Segundo o IPIMAR, “atendendo à presença de fitoplânton produtor de biotoxinas DSP (Diarrhetic Shellfish Poisoning), solicita-se preventivamente a interdição da apanha e comercialização de todos os bivalves provenientes de todas as zonas de produção da Ria Formosa”.
A área de interdição da apanha abrange as capitanias de Vila Real de Santo António, Tavira, Fuseta, Olhão e Faro, acrescenta o IPIMAR.
A durabilidade destas micro-algas é de cerca de 15 dias e as biotoxinas que produzem provocam sintomas semelhantes aos das gastroenterites bacterianas.

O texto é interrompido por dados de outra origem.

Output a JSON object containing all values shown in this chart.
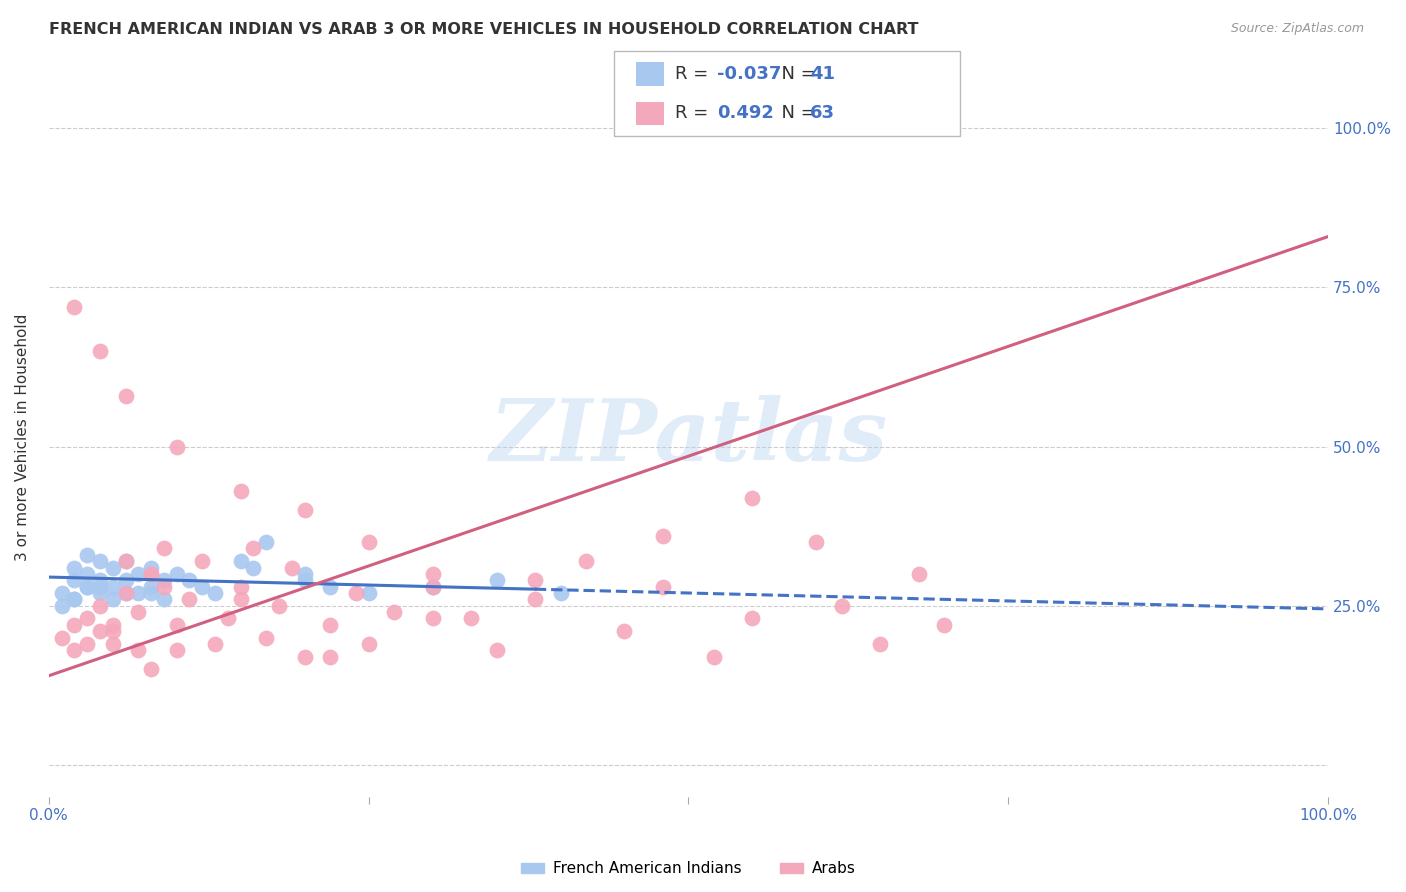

A interdição temporária da apanha e comercialização de todo o tipo de bivalves foi inicialmente implementada no dia 26 de Março pelas autoridades que tutelam os recursos biológicos, mas até à passada sexta-feira, a restrição cingia-se à área litoral algarvia entre Vilamoura e Vila Real S. António.
Na quarta-feira passada, fonte do IPIMAR já havia admitido que as algas com toxinas, que estavam a interditar a apanha de bivalves no litoral algarvio, poderiam invadir a Ria Formosa, à semelhança dos anos anteriores.
“Todos os anos, por altura da primavera/verão, há algas que produzem no seu interior toxinas” e o fenómeno começa sempre na costa e depois “pode ou não entrar na Ria Formosa”.